Избранные эссе - стр. 66
Апофеоз попа в послевоенном искусстве обозначил начало абсолютно новых отношений между высокой и низкой культурой. Поскольку, опять же, художественная жизнеспособность постмодернизма была связана не с чем-то новым в искусстве, а с новой важностью массовой коммерческой культуры. Похоже, американцев теперь объединяют не убеждения, а образы: то, что нас связывает, стало тем, что мы вместе видим. Никто не считает, что это хорошо. На самом деле поп-культурные отсылки стали такими мощными метафорами в современной прозе не только потому, что массовые образы объединяют американцев, но и из-за психологии постыдного потакания себе в отношении этих образов.

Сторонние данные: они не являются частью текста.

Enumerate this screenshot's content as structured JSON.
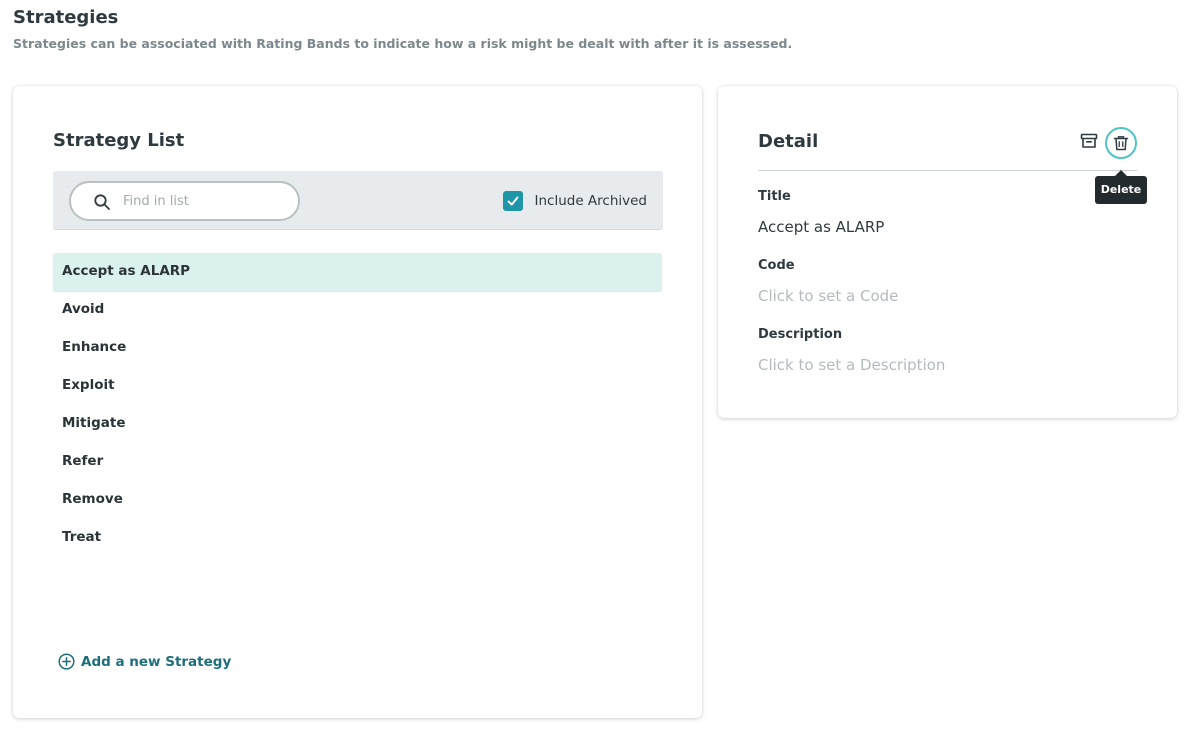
{
  "header": {
    "title": "Strategies",
    "subtitle": "Strategies can be associated with Rating Bands to indicate how a risk might be dealt with after it is assessed."
  },
  "list_panel": {
    "title": "Strategy List",
    "search": {
      "placeholder": "Find in list",
      "value": "",
      "icon": "search-icon"
    },
    "include_archived": {
      "label": "Include Archived",
      "checked": true
    },
    "items": [
      {
        "label": "Accept as ALARP",
        "selected": true
      },
      {
        "label": "Avoid",
        "selected": false
      },
      {
        "label": "Enhance",
        "selected": false
      },
      {
        "label": "Exploit",
        "selected": false
      },
      {
        "label": "Mitigate",
        "selected": false
      },
      {
        "label": "Refer",
        "selected": false
      },
      {
        "label": "Remove",
        "selected": false
      },
      {
        "label": "Treat",
        "selected": false
      }
    ],
    "add_label": "Add a new Strategy",
    "add_icon": "plus-circle-icon"
  },
  "detail_panel": {
    "title": "Detail",
    "archive_icon": "archive-icon",
    "delete_icon": "trash-icon",
    "delete_tooltip": "Delete",
    "fields": [
      {
        "label": "Title",
        "value": "Accept as ALARP",
        "is_placeholder": false
      },
      {
        "label": "Code",
        "value": "Click to set a Code",
        "is_placeholder": true
      },
      {
        "label": "Description",
        "value": "Click to set a Description",
        "is_placeholder": true
      }
    ]
  },
  "colors": {
    "accent": "#1e96a8",
    "selected_row": "#dbf1ee",
    "link": "#1f6e7b",
    "delete_ring": "#4fc3c6",
    "tooltip_bg": "#232b2e"
  }
}
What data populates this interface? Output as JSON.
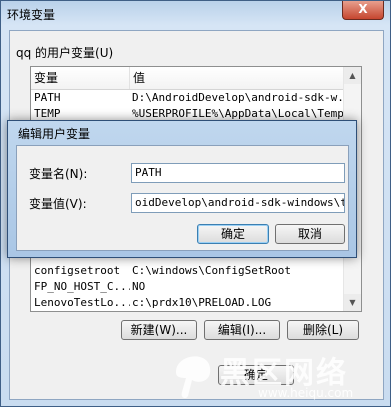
{
  "outer_window": {
    "title": "环境变量",
    "close_label": "X",
    "group_label": "qq 的用户变量(U)",
    "list_headers": [
      "变量",
      "值"
    ],
    "rows_top": [
      {
        "name": "PATH",
        "value": "D:\\AndroidDevelop\\android-sdk-w..."
      },
      {
        "name": "TEMP",
        "value": "%USERPROFILE%\\AppData\\Local\\Temp"
      }
    ],
    "rows_bottom": [
      {
        "name": "configsetroot",
        "value": "C:\\windows\\ConfigSetRoot"
      },
      {
        "name": "FP_NO_HOST_C...",
        "value": "NO"
      },
      {
        "name": "LenovoTestLo...",
        "value": "c:\\prdx10\\PRELOAD.LOG"
      }
    ],
    "buttons": {
      "new": "新建(W)...",
      "edit": "编辑(I)...",
      "delete": "删除(L)"
    },
    "ok_label": "确定"
  },
  "edit_dialog": {
    "title": "编辑用户变量",
    "name_label": "变量名(N):",
    "name_value": "PATH",
    "value_label": "变量值(V):",
    "value_value": "oidDevelop\\android-sdk-windows\\tools",
    "ok_label": "确定",
    "cancel_label": "取消"
  },
  "watermark": {
    "brand": "黑区网络",
    "url": "www.heiqu.com"
  },
  "colors": {
    "title_bar": "#b9d1ea",
    "dialog_frame": "#a9c6e5",
    "close_button": "#c6462f"
  }
}
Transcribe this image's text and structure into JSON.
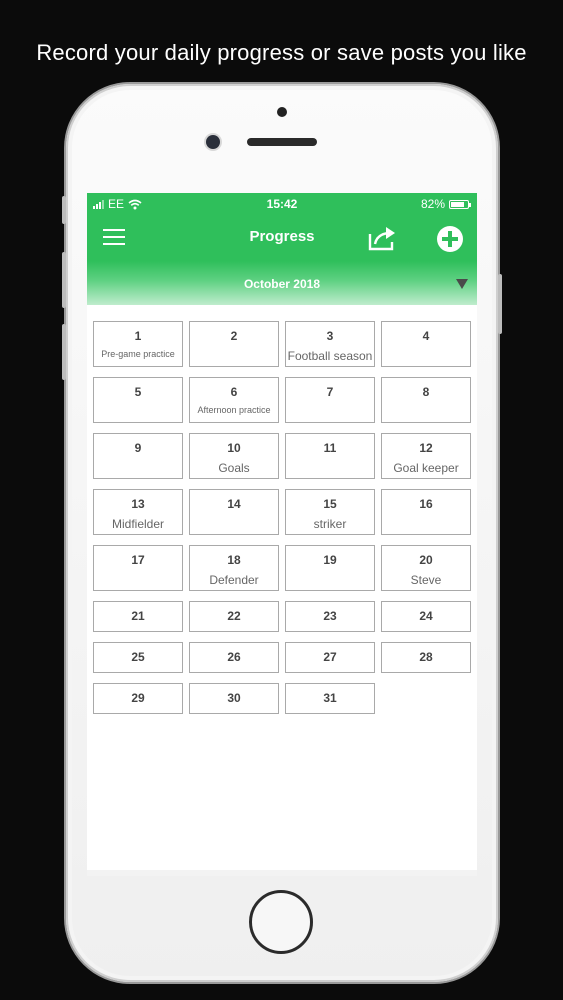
{
  "caption": "Record your daily progress or save posts you like",
  "status": {
    "carrier": "EE",
    "time": "15:42",
    "battery": "82%",
    "battery_level": 0.82
  },
  "nav": {
    "title": "Progress",
    "menu_icon": "hamburger-icon",
    "share_icon": "share-icon",
    "add_icon": "plus-circle-icon"
  },
  "month": {
    "label": "October 2018",
    "caret_icon": "caret-down-icon"
  },
  "colors": {
    "accent": "#2fbf5b",
    "background": "#0b0b0b"
  },
  "days": [
    {
      "num": "1",
      "note": "Pre-game practice"
    },
    {
      "num": "2",
      "note": ""
    },
    {
      "num": "3",
      "note": "Football season"
    },
    {
      "num": "4",
      "note": ""
    },
    {
      "num": "5",
      "note": ""
    },
    {
      "num": "6",
      "note": "Afternoon practice"
    },
    {
      "num": "7",
      "note": ""
    },
    {
      "num": "8",
      "note": ""
    },
    {
      "num": "9",
      "note": ""
    },
    {
      "num": "10",
      "note": "Goals"
    },
    {
      "num": "11",
      "note": ""
    },
    {
      "num": "12",
      "note": "Goal keeper"
    },
    {
      "num": "13",
      "note": "Midfielder"
    },
    {
      "num": "14",
      "note": ""
    },
    {
      "num": "15",
      "note": "striker"
    },
    {
      "num": "16",
      "note": ""
    },
    {
      "num": "17",
      "note": ""
    },
    {
      "num": "18",
      "note": "Defender"
    },
    {
      "num": "19",
      "note": ""
    },
    {
      "num": "20",
      "note": "Steve"
    },
    {
      "num": "21",
      "note": ""
    },
    {
      "num": "22",
      "note": ""
    },
    {
      "num": "23",
      "note": ""
    },
    {
      "num": "24",
      "note": ""
    },
    {
      "num": "25",
      "note": ""
    },
    {
      "num": "26",
      "note": ""
    },
    {
      "num": "27",
      "note": ""
    },
    {
      "num": "28",
      "note": ""
    },
    {
      "num": "29",
      "note": ""
    },
    {
      "num": "30",
      "note": ""
    },
    {
      "num": "31",
      "note": ""
    }
  ]
}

Проще говоря, поп-культурная отсылка так хорошо работает в современной прозе потому, что (1) мы все ее узнаем и (2) нам всем немного неловко от того, что мы ее узнаем.
Статус образов низкой культуры в постмодернистской и современной прозе очень сильно отличается от места этих изображений в работах предшественников постмодернизма – например, в «грязном реализме» Джойса или протодадаизме какой-нибудь скульптуры-писсуара Дюшана. Дюшановская эстетика демонстрации самых вульгарных предметов служила исключительно теоретической цели: это было заявление вроде «музей – это мавзолей – это мужской туалет» и т. д. Это пример того, что Октавио Пас назвал «метаиронией»[107], – попытки показать, что категории, которые мы разделяем на «высшие/художественные» и «низшие/вульгарные», на самом деле взаимозависимы и равнообъемны. С другой стороны, засилье низкокультурных отсылок в современной высокой литературе служит менее абстрактной цели. И цель эта в том, чтобы (1) создать ироническое и непочтительное настроение, (2) заставить нас чувствовать себя неловко и тем самым как бы «прокомментировать» пустоту американской культуры и (3) самое важное сегодня – просто добавить реализма.

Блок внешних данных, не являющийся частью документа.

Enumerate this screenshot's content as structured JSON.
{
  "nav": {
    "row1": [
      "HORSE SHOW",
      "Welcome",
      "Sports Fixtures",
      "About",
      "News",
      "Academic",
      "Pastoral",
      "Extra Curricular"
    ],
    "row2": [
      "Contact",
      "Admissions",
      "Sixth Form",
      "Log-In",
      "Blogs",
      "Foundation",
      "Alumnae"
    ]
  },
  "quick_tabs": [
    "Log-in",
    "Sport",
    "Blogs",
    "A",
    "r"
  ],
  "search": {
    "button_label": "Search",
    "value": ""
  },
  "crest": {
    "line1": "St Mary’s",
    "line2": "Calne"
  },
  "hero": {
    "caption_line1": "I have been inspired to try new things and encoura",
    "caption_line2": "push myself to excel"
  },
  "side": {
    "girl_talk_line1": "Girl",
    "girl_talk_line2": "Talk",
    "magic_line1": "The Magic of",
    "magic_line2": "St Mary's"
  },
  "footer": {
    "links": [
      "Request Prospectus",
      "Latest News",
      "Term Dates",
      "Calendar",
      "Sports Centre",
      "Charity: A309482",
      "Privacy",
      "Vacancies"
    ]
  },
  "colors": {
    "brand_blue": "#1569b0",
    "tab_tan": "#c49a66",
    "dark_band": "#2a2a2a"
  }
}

Пинчон и Делилло опередили свое время. Сегодня вера в то, что поп-образы, по сути, просто миметические приемы, это одно из настроений, которые отделяют нас, американских писателей около сорока и младше, от предыдущего писательского поколения, которое оценивает нас и разрабатывает нашу аспирантскую учебную программу. Этот поколенческий разрыв в восприятии реальности, опять же, напрямую связан с ТВ. Американское поколение, рожденное после 1950 года, – первое, которое не просто смотрит телевизор: оно с ним выросло. Старшие склонны относиться к телевизору так же, как флэппер[108] – к автомобилю: с любопытством, переходящим в удовольствие, переходящее в соблазн. Для молодых писателей ТВ – такая же часть реальности, как «тойоты» и пробки на дорогах. Мы буквально не можем себе представить жизнь без ТВ. Как и наши отцы, мы считаем, что телевидение транслирует и определяет современный мир. Но, в отличие от отцов, мы не помним мир до появления этого электрического определения. Поэтому зубоскальство писателей постарше в адрес поколения «банды сорванцов», – которое, по их мнению, недостаточно критично относится к массовой культуре, – одновременно и объяснимо, и необоснованно. Действительно грустно, когда главная характеристика некоторых персонажей в рассказах Дэвида Ливитта – это название бренда футболки, которую они носят. Но дело в том, что для большинства образованных молодых читателей Ливитта – представителей поколения, воспитанного и вскормленного на идее «ты – то, что ты потребляешь», – описания Ливитта действительно работают. В нашем постпятидесятническом и неотделимом-от-ТВ облаке ассоциаций лояльность бренду – синекдоха персонажа; это просто факт.